Although the mainframe represented a complete ecosystem for computing, the platform remained expensive to buy and operate. The natural monopoly IBM once had was eroded through the development and introduction of low-cost “departmental” servers, followed by the rise of x86-based systems running Windows and Linux.
The founders of VMware spotted an opportunity to develop technology first pioneered by IBM in the 1970s and use it to consolidate the “one application, one server” sprawl of Windows NT and its successors. VMware has since done an incredible job of transforming the computing landscape to one where server virtualisation is the norm rather than the exception. This transformation introduced new capabilities not possible with single servers, such as high availability, fault tolerance and software maintenance and upgrades without an outage.
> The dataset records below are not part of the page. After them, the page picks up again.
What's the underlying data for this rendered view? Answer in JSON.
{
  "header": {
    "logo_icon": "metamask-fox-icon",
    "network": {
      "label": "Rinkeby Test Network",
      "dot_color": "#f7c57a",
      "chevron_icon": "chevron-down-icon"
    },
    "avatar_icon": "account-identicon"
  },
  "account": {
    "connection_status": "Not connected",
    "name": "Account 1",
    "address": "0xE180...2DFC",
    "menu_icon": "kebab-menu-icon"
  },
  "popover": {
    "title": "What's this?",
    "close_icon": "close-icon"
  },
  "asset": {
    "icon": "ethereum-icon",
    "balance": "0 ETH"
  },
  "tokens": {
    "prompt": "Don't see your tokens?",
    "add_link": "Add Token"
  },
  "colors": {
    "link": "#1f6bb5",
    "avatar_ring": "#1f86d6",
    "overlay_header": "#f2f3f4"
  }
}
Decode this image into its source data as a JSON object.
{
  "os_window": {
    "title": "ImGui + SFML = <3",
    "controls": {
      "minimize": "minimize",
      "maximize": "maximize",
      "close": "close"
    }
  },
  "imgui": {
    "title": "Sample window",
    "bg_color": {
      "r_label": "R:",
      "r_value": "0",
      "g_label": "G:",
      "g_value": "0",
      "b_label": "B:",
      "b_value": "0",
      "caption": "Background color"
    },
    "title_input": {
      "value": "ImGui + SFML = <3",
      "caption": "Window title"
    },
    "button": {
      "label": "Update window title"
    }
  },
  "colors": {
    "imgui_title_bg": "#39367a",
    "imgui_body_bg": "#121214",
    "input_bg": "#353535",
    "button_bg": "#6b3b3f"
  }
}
In the modern data centre, the mainframe represents only a fraction of what was deployed a few decades ago. We would also suggest that many companies would be happy to replace their mainframe systems if equivalent platforms were available.
Drive for Efficiency
Each technology generation introduces benefits and eventually disadvantages. Mainframes standardised computing and built the framework for operational processes we still use today. The introduction of server virtualisation delivered consolidation savings and enabled 24/7 operations through clustering and technologies such as vMotion.
The introduction of containers has taken the efficiency paradigm a step further by eliminating the individual operating instances that run within a virtual server environment. Containers run at a level of efficiency we experienced in the mainframe days, with perhaps only function-as-a-service likely to offer even greater optimisation.
Unfortunately, the container model doesn’t offer native resiliency. If a container crashes, the application is down (and in the early instantiations, the data inside it was also lost). Kubernetes was developed to bring resiliency to container-based applications by building a framework that enables the developer to create in-built redundancy and workload orchestration. A Kubernetes cluster uses application definitions in code to maintain the desired state across non-resilient hardware.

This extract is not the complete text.